Voor Diariou betekent het feit dat ze onder meisjes is vooral: veiligheid. “Bij een mannelijke basketbalclub zouden we bij elke misser te horen krijgen dat we missen omdat we meisjes zijn. Wij moedigen elkaar tenminste aan. Iedereen kan hier zichzelf zijn, fouten maken en bijleren. Dat geeft vertrouwen.”
Kansen krijgen
Dat verhaal horen we ook bij Anabelle Okende Nye-Pungu (24). Zij kwam, net als Diariou en Divina, als klein meisje bij de Rebels terecht, om vervolgens door te groeien tot coach en bestuurslid. “Wat moeten meisjes doen?”, vraagt Anabelle retorisch. “Zeker niet sporten! Willen ze toch sporten? Stuur ze dan maar naar de dansclub!”
‘De club geeft kansen aan meisjes, in een samenleving waar het voor hen moeilijker is om te sporten of te studeren.’
“Toen ik met de Rebels in contact kwam, ging er een wereld open: dàt wil ik doen. Het werd de enige plaats waar ik mezelf kon zijn. Waar ik niet onder druk stond om goede punten te halen, te presteren of er goed uit te zien.”
Op aandringen van haar ouders studeerde Anabelle eerst boekhouding aan de hogeschool. Na twee onsuccesvolle jaren, overtuigde Wenke Anabelles ouders om haar een opleiding Lichamelijke Opvoeding te laten volgen. Nu is Anabelle “high van het slagen.”

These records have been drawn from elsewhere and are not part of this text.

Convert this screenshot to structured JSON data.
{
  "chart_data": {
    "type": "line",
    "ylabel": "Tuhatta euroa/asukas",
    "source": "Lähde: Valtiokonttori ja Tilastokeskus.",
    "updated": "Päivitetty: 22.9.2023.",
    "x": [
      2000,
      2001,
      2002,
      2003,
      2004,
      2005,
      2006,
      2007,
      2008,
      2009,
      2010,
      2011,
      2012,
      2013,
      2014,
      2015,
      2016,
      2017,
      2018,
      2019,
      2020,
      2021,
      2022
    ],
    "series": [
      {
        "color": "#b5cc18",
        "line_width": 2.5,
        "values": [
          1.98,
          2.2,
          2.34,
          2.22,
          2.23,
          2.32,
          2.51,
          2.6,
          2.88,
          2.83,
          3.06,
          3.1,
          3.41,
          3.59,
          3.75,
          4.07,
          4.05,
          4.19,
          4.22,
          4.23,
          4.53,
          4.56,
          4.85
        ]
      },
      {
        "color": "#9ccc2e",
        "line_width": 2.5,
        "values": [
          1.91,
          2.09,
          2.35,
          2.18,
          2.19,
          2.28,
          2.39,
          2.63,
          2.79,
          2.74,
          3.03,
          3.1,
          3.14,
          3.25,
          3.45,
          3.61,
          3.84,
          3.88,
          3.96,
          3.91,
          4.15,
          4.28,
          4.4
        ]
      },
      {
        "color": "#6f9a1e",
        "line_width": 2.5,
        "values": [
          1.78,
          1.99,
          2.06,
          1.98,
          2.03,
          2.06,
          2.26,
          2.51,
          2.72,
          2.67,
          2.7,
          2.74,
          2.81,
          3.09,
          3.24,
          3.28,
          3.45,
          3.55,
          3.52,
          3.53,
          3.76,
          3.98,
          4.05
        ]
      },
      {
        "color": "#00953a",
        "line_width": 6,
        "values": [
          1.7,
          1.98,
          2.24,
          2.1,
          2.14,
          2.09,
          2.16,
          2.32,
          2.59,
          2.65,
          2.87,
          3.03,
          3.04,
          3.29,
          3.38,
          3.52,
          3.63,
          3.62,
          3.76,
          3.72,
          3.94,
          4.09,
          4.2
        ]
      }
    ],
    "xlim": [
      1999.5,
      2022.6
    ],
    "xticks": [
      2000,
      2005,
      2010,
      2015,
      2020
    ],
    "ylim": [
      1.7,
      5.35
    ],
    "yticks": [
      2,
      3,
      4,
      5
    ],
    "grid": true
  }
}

Anabelle: “Het mooiste aan de Rebels is dat de club kansen geeft aan meisjes, in een samenleving waar het voor hen moeilijker is om te sporten of te studeren. Omdat we, ondanks alles, toch nog altijd in een ouderwetse wereld leven.”

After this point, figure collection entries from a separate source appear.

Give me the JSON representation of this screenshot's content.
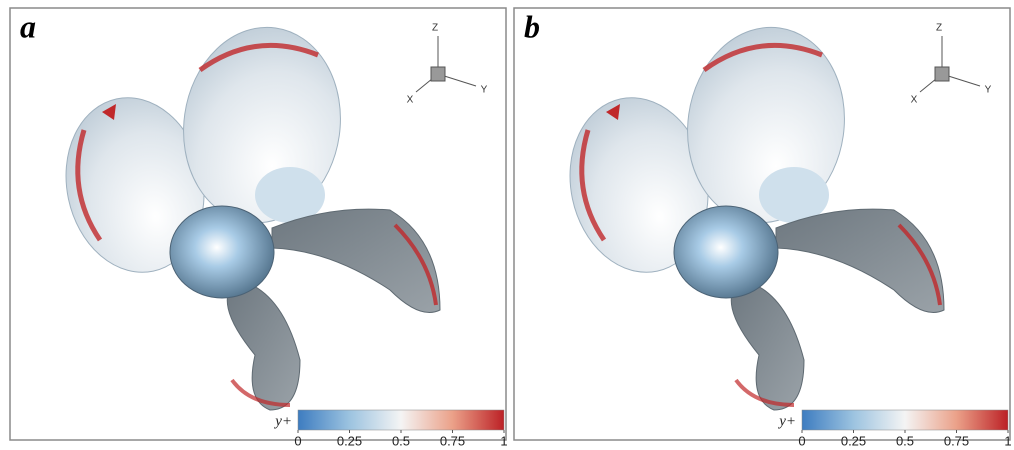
{
  "panels": [
    {
      "label": "a",
      "triad": {
        "z": "Z",
        "x": "X",
        "y": "Y"
      },
      "colorbar": {
        "label": "y+",
        "lim": [
          0,
          1
        ],
        "ticks": [
          0,
          0.25,
          0.5,
          0.75,
          1
        ]
      }
    },
    {
      "label": "b",
      "triad": {
        "z": "Z",
        "x": "X",
        "y": "Y"
      },
      "colorbar": {
        "label": "y+",
        "lim": [
          0,
          1
        ],
        "ticks": [
          0,
          0.25,
          0.5,
          0.75,
          1
        ]
      }
    }
  ]
}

Basketbal is voor haar en de anderen een manier om hun plek op te eisen in het debat, zegt Anabelle. “Wij, Brusselse meisjes, hebben óók een stem. Als we ze durven gebruiken, wordt er niet geluisterd. Er is talent, er is kracht, maar ze wordt niet gezien. Bij de Rebels wel. Dat maakt de club uniek.”
Stand your ground
De Molenbeek Rebels laten die stem ook horen buiten de muren van de sporthal. De dag voor ons gesprek had Divina nog een tornooitje in de buurt. “Er waren alleen maar jongens, jongens, jongens. Dan denk ik: wat goed dat we bij Rebels ook meisjes de kans geven om hun talent te ontwikkelen.”
‘Het valt natuurlijk op dat onze tegenstrevers vaak uit één homogene groep meisjes bestaan, terwijl wij één en al diversiteit zijn.’
Anabelle trekt in de zomermaanden dan weer vaak naar de Brusselse pleintjes. Dat zijn, zonder uitzondering, plaatsen voor jongens. “In het begin denk je: dit wordt moeilijk. Maar je moet durven. Eigenlijk is het dit: stand your ground. Natuurlijk is de kans groot dat je verliest als je tegen gasten speelt die veel groter zijn. Maar uiteindelijk zullen ze toch moeten toegeven dat ook wij kunnen basketten.”
Het is een attitude die de meisjes ook meenemen tijdens competitiewedstrijden in de Brusselse rand. Hooguit 30 kilometer ligt er tussen Molenbeek en pakweg Leuven, maar soms lijkt het een wereld van verschil. “Het valt natuurlijk op dat onze tegenstrevers vaak uit één homogene groep meisjes bestaan, terwijl wij één en al diversiteit zijn”, glimlachen Diariou en Divina. “Wij zijn het zo gewend, en zouden niet anders willen. Terwijl anderen één beeld hebben van mensen van een bepaalde afkomst, zien wij overeenkomsten en leren we veel van elkaar.”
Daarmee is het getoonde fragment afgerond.